On Friday, however, despite its own sympathies with the fixture across the street, the White House signaled that it’s not ready to work toward embrace a world bereft of atomic weapons of mass destruction.

Speaking to Japanese institute in Tokyo, a senior state department official torpedoed international efforts to ban all nukes, and instead advocated for a “verification and monitoring” regime to govern global arsenals, 90 percent of which belong to the United States and Russia.

“We know there are voices out there calling for the negotiation of a treaty to ban nuclear weapons. The United States cannot and will not support such efforts,” said Anita E. Friedt, the Principal Deputy Assistant Secretary with the state department’s Bureau of Arms Control, Verification and Compliance.

Last December, at an international conference in Vienna focused on the humanitarian toll of nukes, dozens of nations including more than 30 Latin American and Caribbean countries, alongside African, Asian, and Middle Eastern states, pledged support for a global nuclear weapons ban.

But Friedt cautioned against the move. “A divisive, amorphous nuclear weapons convention or the false hope of a fixed timeline for the elimination of all nuclear weapons will not result in the actual elimination of nuclear weapons,” she said.

Instead, the US is calling for a more technocratic, incremental, and reversal approach to nuclear arms reduction. Friedt called for the “creation of verification and monitoring tools,” and announced a meeting next month in Washington, DC, between “experts from both nuclear and non-nuclear weapons states” to “better understand the technical problems of verifying nuclear disarmament agreements, and to develop solutions.”

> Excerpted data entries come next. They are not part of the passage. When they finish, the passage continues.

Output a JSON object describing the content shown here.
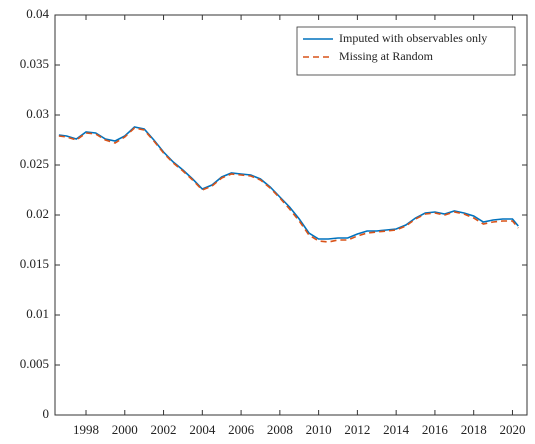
{
  "chart_data": {
    "type": "line",
    "x": [
      1996.6,
      1997,
      1997.5,
      1998,
      1998.5,
      1999,
      1999.5,
      2000,
      2000.5,
      2001,
      2001.5,
      2002,
      2002.5,
      2003,
      2003.5,
      2004,
      2004.5,
      2005,
      2005.5,
      2006,
      2006.5,
      2007,
      2007.5,
      2008,
      2008.5,
      2009,
      2009.5,
      2010,
      2010.5,
      2011,
      2011.5,
      2012,
      2012.5,
      2013,
      2013.5,
      2014,
      2014.5,
      2015,
      2015.5,
      2016,
      2016.5,
      2017,
      2017.5,
      2018,
      2018.5,
      2019,
      2019.5,
      2020,
      2020.3
    ],
    "series": [
      {
        "name": "Imputed with observables only",
        "color": "#0072bd",
        "dash": "",
        "values": [
          0.028,
          0.0279,
          0.0276,
          0.0283,
          0.0282,
          0.0276,
          0.0274,
          0.0279,
          0.0288,
          0.0286,
          0.0275,
          0.0263,
          0.0253,
          0.0245,
          0.0236,
          0.0226,
          0.023,
          0.0238,
          0.0242,
          0.0241,
          0.024,
          0.0236,
          0.0228,
          0.0218,
          0.0208,
          0.0196,
          0.0182,
          0.0176,
          0.0176,
          0.0177,
          0.0177,
          0.0181,
          0.0184,
          0.0184,
          0.0185,
          0.0186,
          0.019,
          0.0197,
          0.0202,
          0.0203,
          0.0201,
          0.0204,
          0.0202,
          0.0199,
          0.0193,
          0.0195,
          0.0196,
          0.0196,
          0.0189
        ]
      },
      {
        "name": "Missing at Random",
        "color": "#d95319",
        "dash": "6 4",
        "values": [
          0.0279,
          0.0278,
          0.0275,
          0.0282,
          0.0281,
          0.0275,
          0.0272,
          0.0278,
          0.0287,
          0.0285,
          0.0274,
          0.0262,
          0.0252,
          0.0244,
          0.0235,
          0.0225,
          0.0229,
          0.0237,
          0.0241,
          0.024,
          0.0239,
          0.0235,
          0.0227,
          0.0217,
          0.0206,
          0.0194,
          0.018,
          0.0174,
          0.0173,
          0.0175,
          0.0175,
          0.0179,
          0.0182,
          0.0183,
          0.0184,
          0.0185,
          0.0189,
          0.0196,
          0.0201,
          0.0202,
          0.02,
          0.0203,
          0.0201,
          0.0197,
          0.0191,
          0.0193,
          0.0194,
          0.0194,
          0.0187
        ]
      }
    ],
    "xlim": [
      1996.4,
      2020.75
    ],
    "xticks": [
      1998,
      2000,
      2002,
      2004,
      2006,
      2008,
      2010,
      2012,
      2014,
      2016,
      2018,
      2020
    ],
    "ylim": [
      0,
      0.04
    ],
    "yticks": [
      0,
      0.005,
      0.01,
      0.015,
      0.02,
      0.025,
      0.03,
      0.035,
      0.04
    ],
    "grid": false,
    "legend": "top-right"
  }
}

The United States and Japan’s sordid history with nuclear weapons went unmentioned in the remarks. Friedt noted that this year marks the 70th anniversary of the end of World War II, but declined to note that the war concluded with the dropping of atomic bombs that killed hundreds of thousands of Japanese civilians—acts that have been lambasted as wholly unnecessary, by some historians. Friedt, instead, spoke about the “decades-long partnership that’s followed” since.

Speaking about US-Japanese security cooperation, Friedt veered away from disarmament, and toward militarism, talking vaguely about nations that “cling ever more tightly to their nuclear arsenals” and the need for the US to maintain and “effective nuclear arsenal.

“The United States remains fully prepared and capable of defending ourselves, Japan, and the peace and security of the region, with the full range of capabilities available, including the deterrence provided by our conventional and nuclear forces,” Friedt said.

Although deterrence may have played a role in staving off nuclear war for the last sixty years, many doubt the effectiveness of the doctrine of mutually assured destruction as a permanent solution. Last month, at a UK Parliamentary briefing recapping discussions from last year’s Vienna conference, Labour MP Paul Flynn (Newport West) said the current status quo of a small number of nations being allowed to possess their weapons, including the UK, are anathema to disarmament efforts, and actually encourage other nations to develop weapons of their own.

In a message to Vienna conference-goers, Pope Francis also cautioned against preserving a nuclear world governed by deterrence.

“Nuclear deterrence and the threat of mutually assured destruction cannot be the basis for an ethics of fraternity and peaceful coexistence among peoples and states,” the head of the Catholic Church said.

He spoke about the “misallocation of resources” that comes with maintaining, even reduced, nuclear arsenals. Money that, according to the Pope, “would be far better invested in the areas of integral human development, education, health and the fight against extreme poverty.”

According to recently released estimate from the Congressional Budget Office, the US will spend upwards of $350 million maintaining its nuclear force over the next decade.

Despite comments made by President Obama about working toward a nuclear weapons-free world, the State Department’s strong opposition to a prohibition on nuclear arms is consistent with prior positions on international weapons controls. As The Sentinel noted earlier this month, the US is part of a slim minority at the UN that opposes an international effort to ban the weaponization of space.